Summary: The politician who sells out to special interests and who has no regard for life is not worthy of our loyalty. We need to get involved in the political process with a servant mentality.

We have here in our church a long-standing tradition of the separation of church and state. We do not get involved in partisan politics. We do not support candidates, we do not give platforms to those running for political office. This sets us off from some other churches, where it is not at all uncommon for candidates to speak from the pulpit, or where political literature is handed out.

This is not our way. And I am confident you do not want to change it. We have another way of understanding what it is to be the church in the world. We have felt that it is more important to maintain the unity of our fellowship around spiritual matters than it is to fracture it around political races.

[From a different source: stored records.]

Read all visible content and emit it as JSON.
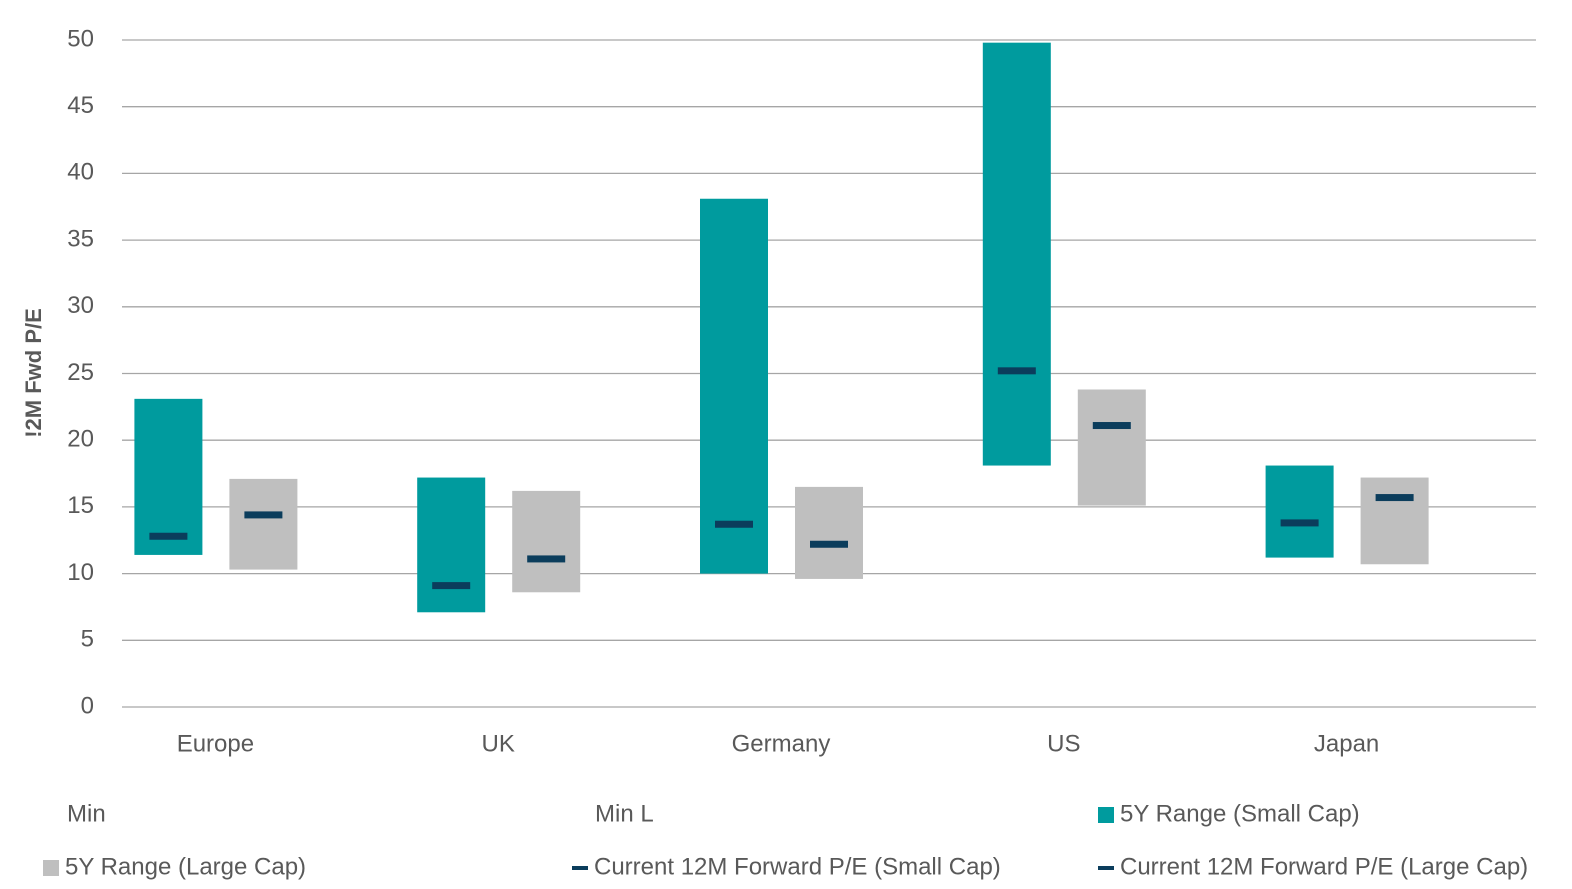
{
  "chart_data": {
    "type": "floating_bar",
    "y_label": "!2M Fwd P/E",
    "categories": [
      "Europe",
      "UK",
      "Germany",
      "US",
      "Japan"
    ],
    "ylim": [
      0,
      50
    ],
    "yticks": [
      0,
      5,
      10,
      15,
      20,
      25,
      30,
      35,
      40,
      45,
      50
    ],
    "grid": true,
    "series": [
      {
        "name": "Min",
        "color": null,
        "values": [
          11.4,
          7.1,
          10.0,
          18.1,
          11.2
        ]
      },
      {
        "name": "Min L",
        "color": null,
        "values": [
          10.3,
          8.6,
          9.6,
          15.1,
          10.7
        ]
      },
      {
        "name": "5Y Range (Small Cap)",
        "color": "#009b9e",
        "values": [
          23.1,
          17.2,
          38.1,
          49.8,
          18.1
        ]
      },
      {
        "name": "5Y Range (Large Cap)",
        "color": "#bfbfbf",
        "values": [
          17.1,
          16.2,
          16.5,
          23.8,
          17.2
        ]
      },
      {
        "name": "Current 12M Forward P/E (Small Cap)",
        "color": "#0b3d5c",
        "values": [
          12.8,
          9.1,
          13.7,
          25.2,
          13.8
        ]
      },
      {
        "name": "Current 12M Forward P/E (Large Cap)",
        "color": "#0b3d5c",
        "values": [
          14.4,
          11.1,
          12.2,
          21.1,
          15.7
        ]
      }
    ]
  }
}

However, that means it is easy for us to become irrelevant. That means that we can be in danger of forfeiting our voice when great issues are at stake. Just because we do not get involved in endorsing candidates, that does not mean that we cannot think together about political issues. We do need to take seriously our spiritual responsibility as citizens.

And so, on this Independence Day weekend, with national political party conventions coming up, and with a presidential election only four months away, I want to ask you to think with me about how we might be Christian citizens. What do we need to look for as we make our decisions about who shall lead this nation for the next four years?

One set of clues comes from a very, very long time ago, from the period of the Judges in ancient Israel. I am talking about some eleven centuries before Christ, some three thousand years ago. It’s a rather obscure period in Israel’s history, but it has a lot to teach us.

The period of the Judges comes after Moses has freed the people from slavery in Egypt, after they have wandered for a generation in the wilderness, and then after they have conquered the land of Canaan under the leadership of Joshua. After Joshua’s death, there was a series of leaders we call "Judges". The Judges were men and some women who simply emerged from among the people, who demonstrated moral courage and political ability, as well as military strength. There was no particular way in which judges were selected; it just seems as though the people sensed when somebody was called of God to lead them, and they followed.

One of the greatest of the Judges was Gideon. You will remember Gideon as the man who had rallied a large army behind him to go into battle against one of Israel’s enemies, but God told him to whittle down the army to just a handful of brilliant, dedicated fighters. That story is intended, among other things, to tell us that Gideon was not an ambitious man. He did not want to accumulate the trappings of power. His idea of political leadership was to keep it very limited. In fact, at one point in the story of Gideon some of the people wanted to make him king, but he refused it. Gideon is the very picture of godly leadership.

But after Gideon’s death, an ugly, vicious stream breaks out in the life of the nation. This happens, you know. One of the things we always have to watch out for is the backlash phenomenon. No matter how good and how productive some leader has been, there are always those who are so uncomfortable that when they get half a chance, they will turn in exactly the opposite direction. Civil rights, white backlash. Peace movement, militaristic backlash. Welfare state, yuppie backlash. It happens all the time.

So when Gideon the godly leader died, there was a Baal backlash. The text in Judges, ch. 8, tells us that at the death of Gideon, the nation turned back to its old temptation to worship the Canaanite fertility gods called the Baals. And in that pagan context there arose the figure of Abimelech. Abimelech, the son of Gideon by one of Gideon’s concubines, came on the scene and appealed to the worst in the hearts and minds of Israel.

Let’s hear a part of his bloody story:

Judges 9: 1-6

I

Notice what has happened. Abimelech began his political climb by appealing to his close relatives, the kinsmen and clan of his mother’s family. He began with a racial appeal. He was not interested in courting a broad support, just his own kind of people.

And then Abimelech was given seventy pieces of silver from the Temple of Baal-berith. You might call that the first PAC, the first Political Action Committee! And look at where the money comes from: from a special interest group, interested only in promoting the pleasure palaces of paganism.